China on Wednesday released data showing that government spending increased 25 percent in May from a year earlier, and its central bank said it will hold monetary policy steady, suggesting more big spending in an effort to boost faltering growth.

China said its fiscal May spending rose to 1.3 trillion yuan ($208.75 billion), “quickening sharply from a 9.6 percent rise in the first four months of the year,” according to Reuters.

The comments varied a bit from Monday, when the Central Bank said it was speeding up interest rate liberalization and plans to establish deposit insurance for banks.

“The central bank said on Monday that it will cut the reserve requirement ratios -- the level of reserves banks must hold -- for those that have sizable loans to the farming sector and small and medium-sized firms, a move to support the economy the government had flagged in May,” Reuters reported.

This week’s moves followed actions in the past few weeks aimed at perking up China’s economic growth.

“There is little doubt that China’s growth has been losing momentum in recent years.The past few quarters have witnessed clear signs of rising inventories, slumping property sales, producer price deflation, declining consumer price inflation, weakening corporate earnings, slowing investment and anemic industrial production. Fortunately, private consumption is still holding up,” Guonan Ma, a writer at Bruegel.org, wrote on Wednesday.

China’s economic growth is still at a level that’s the envy of Western nations, but it's slowing at a time when the U.S., the world’s largest economy, is picking up pace.

And global economic growth is expected to dip this year, following the fiercely cold winter that plagued the United States and turbulence in Ukraine and the world’s financial markets.

The World Bank on Tuesday said it reduced its global growth forecast to 2.8 percent this year, down from a January projection of 3.2 percent, Bloomberg News reported.

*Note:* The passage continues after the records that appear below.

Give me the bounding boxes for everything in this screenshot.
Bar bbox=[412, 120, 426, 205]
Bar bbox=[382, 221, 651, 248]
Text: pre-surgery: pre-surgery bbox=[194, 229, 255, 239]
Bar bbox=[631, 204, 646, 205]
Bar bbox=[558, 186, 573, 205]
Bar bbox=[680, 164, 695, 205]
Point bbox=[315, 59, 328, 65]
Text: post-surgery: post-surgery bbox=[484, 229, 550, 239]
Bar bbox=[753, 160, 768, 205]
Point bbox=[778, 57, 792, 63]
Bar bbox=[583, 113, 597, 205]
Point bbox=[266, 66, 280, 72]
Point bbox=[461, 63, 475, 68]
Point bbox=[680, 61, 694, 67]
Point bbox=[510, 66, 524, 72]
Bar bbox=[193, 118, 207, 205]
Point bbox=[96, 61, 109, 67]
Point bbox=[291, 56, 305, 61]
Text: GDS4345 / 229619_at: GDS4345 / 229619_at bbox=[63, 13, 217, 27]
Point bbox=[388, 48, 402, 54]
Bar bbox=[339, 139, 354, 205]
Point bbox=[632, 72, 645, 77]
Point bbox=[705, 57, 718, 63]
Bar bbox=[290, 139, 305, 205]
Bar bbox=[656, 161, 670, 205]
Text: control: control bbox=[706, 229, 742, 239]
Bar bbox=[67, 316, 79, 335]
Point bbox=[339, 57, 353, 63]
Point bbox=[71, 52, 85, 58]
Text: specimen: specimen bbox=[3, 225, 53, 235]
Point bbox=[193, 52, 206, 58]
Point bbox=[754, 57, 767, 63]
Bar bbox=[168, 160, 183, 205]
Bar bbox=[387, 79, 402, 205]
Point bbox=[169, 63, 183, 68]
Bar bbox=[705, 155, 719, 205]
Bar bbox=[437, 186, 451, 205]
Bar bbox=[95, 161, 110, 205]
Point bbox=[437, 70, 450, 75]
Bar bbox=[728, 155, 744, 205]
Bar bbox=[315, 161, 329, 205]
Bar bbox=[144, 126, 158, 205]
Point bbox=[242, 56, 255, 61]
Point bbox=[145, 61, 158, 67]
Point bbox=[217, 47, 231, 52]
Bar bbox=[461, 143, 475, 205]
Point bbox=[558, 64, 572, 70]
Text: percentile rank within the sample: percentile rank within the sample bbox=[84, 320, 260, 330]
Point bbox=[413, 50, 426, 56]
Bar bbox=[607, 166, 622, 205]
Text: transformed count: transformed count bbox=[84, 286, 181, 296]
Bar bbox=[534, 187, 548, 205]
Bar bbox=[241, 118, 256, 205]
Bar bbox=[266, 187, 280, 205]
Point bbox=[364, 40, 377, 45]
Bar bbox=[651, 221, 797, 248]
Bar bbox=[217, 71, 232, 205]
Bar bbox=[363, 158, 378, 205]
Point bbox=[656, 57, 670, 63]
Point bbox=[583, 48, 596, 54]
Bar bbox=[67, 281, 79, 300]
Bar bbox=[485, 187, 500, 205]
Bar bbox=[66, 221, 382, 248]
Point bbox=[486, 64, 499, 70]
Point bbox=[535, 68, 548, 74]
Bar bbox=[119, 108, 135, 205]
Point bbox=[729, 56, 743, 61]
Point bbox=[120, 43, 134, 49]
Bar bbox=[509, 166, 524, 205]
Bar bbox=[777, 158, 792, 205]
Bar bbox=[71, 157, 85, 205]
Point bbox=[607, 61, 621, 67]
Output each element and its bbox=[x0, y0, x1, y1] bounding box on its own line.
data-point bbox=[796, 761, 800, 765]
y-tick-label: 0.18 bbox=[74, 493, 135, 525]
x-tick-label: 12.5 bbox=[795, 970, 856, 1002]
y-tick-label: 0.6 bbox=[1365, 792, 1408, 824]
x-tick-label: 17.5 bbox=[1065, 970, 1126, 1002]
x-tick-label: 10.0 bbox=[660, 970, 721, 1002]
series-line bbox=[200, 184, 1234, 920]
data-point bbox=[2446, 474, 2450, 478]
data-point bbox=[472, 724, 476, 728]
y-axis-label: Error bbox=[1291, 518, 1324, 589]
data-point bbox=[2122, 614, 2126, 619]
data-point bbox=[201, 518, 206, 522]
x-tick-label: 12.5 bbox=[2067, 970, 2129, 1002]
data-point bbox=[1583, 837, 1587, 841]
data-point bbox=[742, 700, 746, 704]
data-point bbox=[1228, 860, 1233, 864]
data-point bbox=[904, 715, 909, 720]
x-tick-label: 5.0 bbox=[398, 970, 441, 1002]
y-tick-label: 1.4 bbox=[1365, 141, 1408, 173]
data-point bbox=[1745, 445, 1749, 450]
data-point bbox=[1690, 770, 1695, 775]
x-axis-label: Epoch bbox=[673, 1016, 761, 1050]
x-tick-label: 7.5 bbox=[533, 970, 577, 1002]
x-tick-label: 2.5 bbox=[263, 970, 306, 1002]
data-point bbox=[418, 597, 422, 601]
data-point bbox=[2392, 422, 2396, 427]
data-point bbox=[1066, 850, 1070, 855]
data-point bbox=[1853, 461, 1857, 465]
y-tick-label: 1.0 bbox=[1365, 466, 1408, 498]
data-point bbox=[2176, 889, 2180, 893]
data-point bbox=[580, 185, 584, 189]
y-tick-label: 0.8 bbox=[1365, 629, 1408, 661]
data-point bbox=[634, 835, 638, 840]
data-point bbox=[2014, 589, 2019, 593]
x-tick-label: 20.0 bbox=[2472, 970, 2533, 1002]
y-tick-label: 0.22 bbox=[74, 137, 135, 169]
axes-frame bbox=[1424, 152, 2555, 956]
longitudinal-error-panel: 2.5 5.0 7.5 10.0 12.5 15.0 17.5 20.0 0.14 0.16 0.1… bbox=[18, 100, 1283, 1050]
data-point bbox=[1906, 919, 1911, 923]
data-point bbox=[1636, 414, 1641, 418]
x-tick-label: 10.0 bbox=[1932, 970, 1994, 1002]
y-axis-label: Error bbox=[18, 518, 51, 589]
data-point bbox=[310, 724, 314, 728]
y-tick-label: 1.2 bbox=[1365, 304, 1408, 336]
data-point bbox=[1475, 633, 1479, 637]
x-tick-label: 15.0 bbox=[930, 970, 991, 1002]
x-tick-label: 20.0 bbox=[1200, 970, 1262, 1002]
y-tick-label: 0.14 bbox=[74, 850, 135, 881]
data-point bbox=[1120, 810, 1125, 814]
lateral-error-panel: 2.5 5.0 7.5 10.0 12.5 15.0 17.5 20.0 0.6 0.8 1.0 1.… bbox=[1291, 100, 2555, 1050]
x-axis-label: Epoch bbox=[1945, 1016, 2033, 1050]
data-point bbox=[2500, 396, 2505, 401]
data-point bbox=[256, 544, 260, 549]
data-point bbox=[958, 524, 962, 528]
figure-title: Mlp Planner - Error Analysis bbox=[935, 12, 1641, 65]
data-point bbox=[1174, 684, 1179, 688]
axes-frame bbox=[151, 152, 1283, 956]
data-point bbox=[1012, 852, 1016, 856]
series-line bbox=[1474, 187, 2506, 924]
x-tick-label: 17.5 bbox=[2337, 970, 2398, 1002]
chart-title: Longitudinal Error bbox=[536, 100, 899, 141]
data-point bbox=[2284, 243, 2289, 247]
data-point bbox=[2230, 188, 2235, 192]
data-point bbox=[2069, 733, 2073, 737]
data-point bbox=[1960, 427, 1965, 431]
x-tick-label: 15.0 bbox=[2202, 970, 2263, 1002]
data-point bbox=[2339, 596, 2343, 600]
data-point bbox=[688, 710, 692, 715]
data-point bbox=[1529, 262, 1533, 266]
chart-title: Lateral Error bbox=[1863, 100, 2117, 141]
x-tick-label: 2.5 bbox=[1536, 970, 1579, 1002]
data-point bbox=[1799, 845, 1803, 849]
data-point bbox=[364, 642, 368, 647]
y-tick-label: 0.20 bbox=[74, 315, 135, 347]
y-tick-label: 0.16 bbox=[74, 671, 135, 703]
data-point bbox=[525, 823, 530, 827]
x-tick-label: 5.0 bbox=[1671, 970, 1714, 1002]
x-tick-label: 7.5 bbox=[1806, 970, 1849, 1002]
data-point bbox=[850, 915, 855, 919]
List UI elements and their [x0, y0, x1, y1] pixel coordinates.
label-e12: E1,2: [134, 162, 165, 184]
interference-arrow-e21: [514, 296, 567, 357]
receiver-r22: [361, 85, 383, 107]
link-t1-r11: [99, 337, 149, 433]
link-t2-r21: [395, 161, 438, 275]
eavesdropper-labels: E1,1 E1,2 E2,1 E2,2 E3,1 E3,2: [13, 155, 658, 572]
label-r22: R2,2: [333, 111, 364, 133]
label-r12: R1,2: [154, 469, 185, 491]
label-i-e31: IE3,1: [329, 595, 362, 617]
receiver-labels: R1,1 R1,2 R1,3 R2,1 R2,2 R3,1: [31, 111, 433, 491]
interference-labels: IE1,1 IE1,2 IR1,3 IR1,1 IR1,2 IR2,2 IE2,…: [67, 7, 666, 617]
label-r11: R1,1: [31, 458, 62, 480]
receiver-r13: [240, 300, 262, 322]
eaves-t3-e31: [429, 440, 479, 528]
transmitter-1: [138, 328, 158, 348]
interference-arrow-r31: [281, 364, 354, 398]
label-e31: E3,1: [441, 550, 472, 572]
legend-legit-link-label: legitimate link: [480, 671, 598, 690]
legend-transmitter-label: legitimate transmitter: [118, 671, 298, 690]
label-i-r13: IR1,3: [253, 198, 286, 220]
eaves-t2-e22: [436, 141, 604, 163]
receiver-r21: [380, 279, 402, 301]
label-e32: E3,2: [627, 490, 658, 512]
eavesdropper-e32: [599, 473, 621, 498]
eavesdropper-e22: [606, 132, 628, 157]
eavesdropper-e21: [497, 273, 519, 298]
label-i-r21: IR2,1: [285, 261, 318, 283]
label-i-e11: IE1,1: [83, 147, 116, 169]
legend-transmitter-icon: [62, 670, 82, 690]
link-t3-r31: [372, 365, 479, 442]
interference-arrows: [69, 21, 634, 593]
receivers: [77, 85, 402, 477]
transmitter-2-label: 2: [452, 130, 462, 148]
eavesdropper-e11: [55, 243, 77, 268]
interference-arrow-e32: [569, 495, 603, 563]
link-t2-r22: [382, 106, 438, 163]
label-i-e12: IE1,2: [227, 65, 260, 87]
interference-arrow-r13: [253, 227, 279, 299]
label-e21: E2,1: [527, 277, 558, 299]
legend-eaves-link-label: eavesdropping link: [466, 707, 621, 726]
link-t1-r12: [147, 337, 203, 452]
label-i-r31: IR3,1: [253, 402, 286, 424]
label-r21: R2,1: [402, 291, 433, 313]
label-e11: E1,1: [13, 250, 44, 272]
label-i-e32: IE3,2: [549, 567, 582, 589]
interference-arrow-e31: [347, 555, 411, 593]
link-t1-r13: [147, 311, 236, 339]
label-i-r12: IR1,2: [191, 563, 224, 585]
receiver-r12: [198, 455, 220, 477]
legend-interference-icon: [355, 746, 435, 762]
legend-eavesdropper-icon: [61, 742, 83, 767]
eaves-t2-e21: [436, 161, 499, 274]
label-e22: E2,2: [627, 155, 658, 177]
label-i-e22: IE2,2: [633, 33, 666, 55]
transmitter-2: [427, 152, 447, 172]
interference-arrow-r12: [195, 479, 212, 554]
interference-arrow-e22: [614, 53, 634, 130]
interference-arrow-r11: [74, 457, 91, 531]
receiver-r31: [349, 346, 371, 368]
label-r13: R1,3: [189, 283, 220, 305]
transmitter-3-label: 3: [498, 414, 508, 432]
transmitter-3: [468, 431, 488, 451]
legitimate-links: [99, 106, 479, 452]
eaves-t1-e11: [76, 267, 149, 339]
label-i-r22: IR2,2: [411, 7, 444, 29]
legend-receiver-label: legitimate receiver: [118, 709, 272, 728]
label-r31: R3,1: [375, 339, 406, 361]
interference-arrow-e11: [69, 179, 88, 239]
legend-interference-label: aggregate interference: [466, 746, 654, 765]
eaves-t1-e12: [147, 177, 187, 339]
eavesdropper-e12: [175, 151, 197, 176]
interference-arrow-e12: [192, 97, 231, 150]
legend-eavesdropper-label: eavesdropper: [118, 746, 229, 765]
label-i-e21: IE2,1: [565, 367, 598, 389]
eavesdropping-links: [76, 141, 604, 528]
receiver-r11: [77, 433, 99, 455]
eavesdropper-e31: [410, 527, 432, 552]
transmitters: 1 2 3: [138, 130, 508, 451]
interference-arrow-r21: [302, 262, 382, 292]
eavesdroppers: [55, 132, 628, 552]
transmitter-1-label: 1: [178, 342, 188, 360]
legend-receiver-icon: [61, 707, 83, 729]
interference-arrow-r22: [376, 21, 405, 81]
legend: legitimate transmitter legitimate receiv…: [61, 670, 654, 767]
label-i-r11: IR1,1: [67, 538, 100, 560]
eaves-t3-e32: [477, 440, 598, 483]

The U.S. forecast was cut to 2.1 percent from 2.8 percent, and outlooks for Brazil, Russia, India and China also fell -- a sign that emerging economies aren’t moving fast enough or investing sufficiently in domestic structural reforms, which are needed to accelerate economic expansion, according to the Washington-based institution.

Andrew Burns, the lead author of the World Bank report, told the Financial Post that economies like China’s need to pick up economic growth or face even more woes when the U.S. moves from its protracted period of historically low interest rates.

“Our advice to these countries is ‘listen, you’ve got a window here of a year, let’s see what we can do to reduce those vulnerabilities between now and then so that when it does come, you don’t get caught up in the overall problem,” Burns told the Financial Post.